The recent deadly wildfire called into question the government΄s ability to rule effectively.
The focus of criticism is Prime Minister Alexis Tsipras, who on the night of the fire appeared on television in a conference with top brass, and involved himself in the operational and communications management of the disaster.
Until that catastrophic night, nothing could touch Mr. Tsipras
The government from the start did not realise the broad disapproval of the public, and that led to provocative and insulting statements even about the fire-stricken.
A general backlash emerged from all political parties, especially from the Greek Communist party and the extra-parliamentary left.
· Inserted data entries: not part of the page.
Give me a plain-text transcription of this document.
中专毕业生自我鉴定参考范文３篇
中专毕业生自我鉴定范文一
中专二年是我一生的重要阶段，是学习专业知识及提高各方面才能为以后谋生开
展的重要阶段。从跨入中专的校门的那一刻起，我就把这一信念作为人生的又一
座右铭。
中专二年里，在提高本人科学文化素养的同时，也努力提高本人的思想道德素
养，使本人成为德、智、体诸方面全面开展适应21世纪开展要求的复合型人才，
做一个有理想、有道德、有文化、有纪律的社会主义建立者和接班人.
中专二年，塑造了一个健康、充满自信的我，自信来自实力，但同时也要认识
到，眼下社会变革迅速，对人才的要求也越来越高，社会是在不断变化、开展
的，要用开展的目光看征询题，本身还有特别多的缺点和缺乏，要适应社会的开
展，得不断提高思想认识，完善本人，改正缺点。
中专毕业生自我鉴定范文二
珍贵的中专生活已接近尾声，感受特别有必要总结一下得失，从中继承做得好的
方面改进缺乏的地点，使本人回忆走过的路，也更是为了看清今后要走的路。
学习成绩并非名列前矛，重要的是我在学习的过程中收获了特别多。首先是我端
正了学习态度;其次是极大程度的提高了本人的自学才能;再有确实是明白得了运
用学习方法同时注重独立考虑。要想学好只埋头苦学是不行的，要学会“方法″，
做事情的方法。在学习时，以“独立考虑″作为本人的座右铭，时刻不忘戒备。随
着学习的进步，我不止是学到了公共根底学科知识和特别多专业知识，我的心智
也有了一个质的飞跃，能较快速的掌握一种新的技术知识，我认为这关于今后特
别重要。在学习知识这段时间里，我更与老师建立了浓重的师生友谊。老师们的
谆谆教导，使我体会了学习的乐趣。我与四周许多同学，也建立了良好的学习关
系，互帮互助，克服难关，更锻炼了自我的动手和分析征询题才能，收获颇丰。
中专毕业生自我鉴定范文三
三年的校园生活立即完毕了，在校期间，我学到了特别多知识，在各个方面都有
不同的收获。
Tsipras was forced to tone down his rhetoric, and he became politically unrecognisable. There was no invective of threats, only expressions of empathy, and calls on the opposition for consensus on the new civil protection measures he proposed, with pledges that top posts would be filled in a meritocratic manner.
Mr. Tsipras has transformed himself from a lion into a humble sheep, obviously because the government is well aware of the universal denunciation of its actions.
The government is in need of a restart, and it has rejected calls for early elections, while trying to persuade the public of its ability to manage affairs effectively.
The public disapproval comes at a time that trust is necessary for Greece and its economy to exploit the opportunities arising from the end of the bailout programme and the country’s return to the international economic system.
The domestic distrust of the government is reflected in the rise in Greek bond yields, which is linked to the crisis in Turkey and doubts about Italy. The head of the parliament’s budget office, Fragiskos Koutentakis, underlined the need for strict fiscal discipline and further reforms.
Potential international investors are now reluctant, awaiting forthcoming developments. They feel that the government has lost its forces and from now on will focus on the survival of the party and government. They are especially concerned about political instability.
Multi-nationals and international investment schemes have turned their sight to main opposition leader Kyriakos Mitsotakis. There is a climate that investors will be on hold until the next elections.
The calling of elections will produce expectations and give Mitsotakis the momentum to prevail. Foreigners believe that an investment-friendly, liberal government will highlight opportunities and fuel investment.